Owls have abundant cover in western Washington, but should one of them be startled by day, the Steller blue-coat is the first to note the villain’s flight. The alarm is sounded and an animated pursuit begins. When the Owl is brought to bay, the deafening objurgation of the Jays is not the least indignity which he is made to suffer. The Jay, in fact, seeks to make the world forget his own offenses by heaping obloquy upon this blinking sinner.
The notes of the Steller Jay are harsh and expletive to a degree. Shaack, shaack, shaack is a common (and most exasperating) form; or, by a little stretch of the imagination one may hear jay, jay, jay.

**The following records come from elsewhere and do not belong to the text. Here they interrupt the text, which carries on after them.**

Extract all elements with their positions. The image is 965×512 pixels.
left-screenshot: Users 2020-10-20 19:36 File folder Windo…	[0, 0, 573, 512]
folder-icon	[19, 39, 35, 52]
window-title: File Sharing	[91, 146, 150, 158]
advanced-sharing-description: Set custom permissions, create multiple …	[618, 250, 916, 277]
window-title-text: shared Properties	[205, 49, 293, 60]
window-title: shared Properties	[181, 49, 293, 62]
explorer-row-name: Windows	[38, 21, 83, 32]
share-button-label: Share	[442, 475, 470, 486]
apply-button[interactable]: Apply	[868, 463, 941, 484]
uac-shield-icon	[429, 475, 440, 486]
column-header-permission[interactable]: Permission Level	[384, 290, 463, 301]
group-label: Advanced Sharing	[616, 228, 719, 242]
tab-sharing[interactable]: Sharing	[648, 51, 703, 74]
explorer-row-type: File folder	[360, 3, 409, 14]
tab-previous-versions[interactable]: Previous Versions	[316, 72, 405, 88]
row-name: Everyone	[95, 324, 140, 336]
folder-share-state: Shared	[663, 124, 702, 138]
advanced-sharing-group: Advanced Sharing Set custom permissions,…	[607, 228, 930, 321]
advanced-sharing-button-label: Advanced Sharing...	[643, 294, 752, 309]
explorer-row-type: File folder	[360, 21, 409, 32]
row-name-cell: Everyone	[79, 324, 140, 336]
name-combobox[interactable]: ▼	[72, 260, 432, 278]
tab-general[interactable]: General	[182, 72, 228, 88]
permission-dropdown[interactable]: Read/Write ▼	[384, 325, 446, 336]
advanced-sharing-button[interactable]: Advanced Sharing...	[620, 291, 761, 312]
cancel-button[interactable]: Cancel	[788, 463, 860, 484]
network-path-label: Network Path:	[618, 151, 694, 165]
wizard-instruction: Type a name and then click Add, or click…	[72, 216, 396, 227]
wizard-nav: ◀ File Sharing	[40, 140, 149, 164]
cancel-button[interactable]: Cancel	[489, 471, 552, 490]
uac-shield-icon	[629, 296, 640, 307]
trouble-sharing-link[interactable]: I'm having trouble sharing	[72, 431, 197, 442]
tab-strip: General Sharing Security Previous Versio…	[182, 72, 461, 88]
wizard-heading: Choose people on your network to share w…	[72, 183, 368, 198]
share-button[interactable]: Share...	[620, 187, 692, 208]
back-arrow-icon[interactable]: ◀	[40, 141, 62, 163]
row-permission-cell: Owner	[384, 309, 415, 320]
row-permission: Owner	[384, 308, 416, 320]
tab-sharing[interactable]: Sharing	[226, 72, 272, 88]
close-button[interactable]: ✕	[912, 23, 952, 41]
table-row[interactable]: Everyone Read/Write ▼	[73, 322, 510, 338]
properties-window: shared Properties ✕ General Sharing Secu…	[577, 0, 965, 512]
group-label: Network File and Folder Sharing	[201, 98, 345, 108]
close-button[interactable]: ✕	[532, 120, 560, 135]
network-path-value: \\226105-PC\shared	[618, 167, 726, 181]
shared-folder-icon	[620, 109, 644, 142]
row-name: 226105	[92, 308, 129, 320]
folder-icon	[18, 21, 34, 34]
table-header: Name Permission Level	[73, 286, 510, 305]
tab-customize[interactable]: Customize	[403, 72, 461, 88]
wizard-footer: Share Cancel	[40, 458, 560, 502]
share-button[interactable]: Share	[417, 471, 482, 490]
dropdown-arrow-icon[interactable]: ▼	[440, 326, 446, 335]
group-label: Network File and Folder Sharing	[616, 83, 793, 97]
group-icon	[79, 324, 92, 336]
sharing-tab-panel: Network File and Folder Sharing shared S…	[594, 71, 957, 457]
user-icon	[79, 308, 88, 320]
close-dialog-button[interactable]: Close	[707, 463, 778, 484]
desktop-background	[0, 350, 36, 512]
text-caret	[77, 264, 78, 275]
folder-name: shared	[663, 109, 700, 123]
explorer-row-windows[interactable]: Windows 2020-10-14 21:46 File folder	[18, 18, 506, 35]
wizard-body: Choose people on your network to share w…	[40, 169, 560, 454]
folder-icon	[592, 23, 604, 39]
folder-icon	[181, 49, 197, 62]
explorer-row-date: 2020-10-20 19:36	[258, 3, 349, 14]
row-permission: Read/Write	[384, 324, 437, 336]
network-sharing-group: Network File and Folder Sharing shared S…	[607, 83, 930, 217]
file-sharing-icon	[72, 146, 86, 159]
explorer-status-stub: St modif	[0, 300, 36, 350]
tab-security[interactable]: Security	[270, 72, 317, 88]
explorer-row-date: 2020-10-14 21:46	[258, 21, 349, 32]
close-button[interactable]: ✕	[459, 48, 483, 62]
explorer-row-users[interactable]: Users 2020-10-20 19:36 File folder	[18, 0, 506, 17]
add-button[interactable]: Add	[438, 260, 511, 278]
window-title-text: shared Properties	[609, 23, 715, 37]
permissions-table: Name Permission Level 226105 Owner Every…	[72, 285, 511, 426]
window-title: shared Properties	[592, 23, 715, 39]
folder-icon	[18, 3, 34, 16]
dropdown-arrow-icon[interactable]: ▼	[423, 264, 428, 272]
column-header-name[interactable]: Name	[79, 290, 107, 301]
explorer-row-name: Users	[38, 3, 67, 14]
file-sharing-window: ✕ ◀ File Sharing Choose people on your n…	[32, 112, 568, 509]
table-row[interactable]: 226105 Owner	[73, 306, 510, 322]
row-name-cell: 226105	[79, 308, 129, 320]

A mellow klook, klook, klook sometimes varies the rasping imprecations and serves to remind one that the Jay is cousin to the Crow. Other and minor notes there are for the lesser and rarer emotions, and some of these not unmusical. Very rarely the bird attempts song, and succeeds in producing a medley which quite satisfies her that he could if he would.
C. stelleri, like C. cristata again, is something of a mimic. The notes of the Western Red-tail (Buteo borealis calurus) and other hawks are reproduced with especial fidelity. For such an effort the Jay conceals himself in the depths of a large-leafed maple or in a fir thicket, and his sole object appears to be that of terrorizing the neighboring song-birds. One such I heard holding forth from a shade tree on the Asylum grounds at Steilacoom. Uncanny sounds are, of course, not unknown here, but an exploratory pebble served to unmask the cheat, and drove forth a very much chastened Blue Jay before a company of applauding Juncoes.
It is well known that the gentleman burglar takes a conscientious pride in the safety and welfare of his own home. Nothing shall molest his dear ones. The Jay becomes secretive and silent as the time for nest-building approaches. The nest is well concealed in a dense thicket of fir saplings, or else set at various heights in the larger fir trees. If one but looks at it before the complement of eggs is laid the locality is deserted forthwith. If, however, the enterprise is irretrievably launched, the birds take care not to be seen in the vicinity of their nest until they are certain of its discovery, in which case they call heaven and earth to witness that the man is a monster of iniquity, and that he is plotting against the innocent.
In our experience, Steller’s Jay is not, as has been sometimes reported, a bird of the mountains. To be sure, it may be found in the mountain valleys, but if so it is practically confined to them. The bird, is, however, ubiquitous thruout the lowlying countries of Puget Sound, Gray’s Harbor, and adjacent regions, giving way only upon the south to the dubious Grinnell Jay (S. s. carbonacea).
No. 10.
GRINNELL’S JAY.
A. O. U. No. 478e. Cyanocitta stelleri carbonacea J. Grinnell.
Synonyms.—“Blue Jay.” Coast Jay (A. O. U.).
Description.—“Similar to C. s. stelleri, but paler thruout, and averaging slightly smaller; color of head very nearly as in C. s. stelleri, but averaging browner or more sooty, the forehead always conspicuously streaked with blue, and throat more extensively or uniformly pale grayish; back and foreneck much paler, slaty brown or brownish slate, instead of deep sooty; blue of rump, upper tail-coverts, and under parts of body light dull cerulean or verditer blue, advancing more over chest, where more abruptly defined against the sooty or brownish slate color of foreneck.” (Ridgway). Adult males: wing 6.10 (150.5); tail 5.51 (140); bill 1.15 (29.1); tarsus 1.75 (44.5).
General Range.—Pacific Coast district from Monterey county, California, north to Columbia River.
Range in Washington.—Has only theoretical status in State, but specimens taken along north banks of Columbia would appear to belong here.
Authorities.—? Corvus stelleri, Nuttall, Man. Orn. U. S. and Can. I. 1832, 229 (“Columbia River”). ? Orn. Com. Journ. Ac. Nat. Sci. Phila. VII. 1837, 193. C. s. frontalis, R. H. Lawrence, Auk XVII. Oct. 1892, p. 355 (Gray’s Harbor). C. s. carbonacea Grinnell, Ridgway, Birds of No. and Mid. Am. Vol. III. p. 354 (footnote). L. Kb.
Ornithology is the furthest refined of the systematic sciences. So zealous have been her devotees and so sagacious her high priests, that no shade of difference in size, form or hue of a bird is allowed to pass unnoticed, or its owner unnamed. It is unquestionably annoying to the novice to be confronted with such subtleties, and the recognition of subspecies in the vernacular names of our birds is of doubtful wisdom; but the fashion is set and we will all be foolish together—so that none may laugh.
The normal range of Grinnell’s Jay, as defined, extends northward to the Columbia River; and since the district lying between the Columbia and Puget Sound presents intergrades between C. stelleri and C. s. carbonacea, obviously, those Jays which inhabit the southern portion of this debatable ground are better entitled to be called carbonacea than stelleri.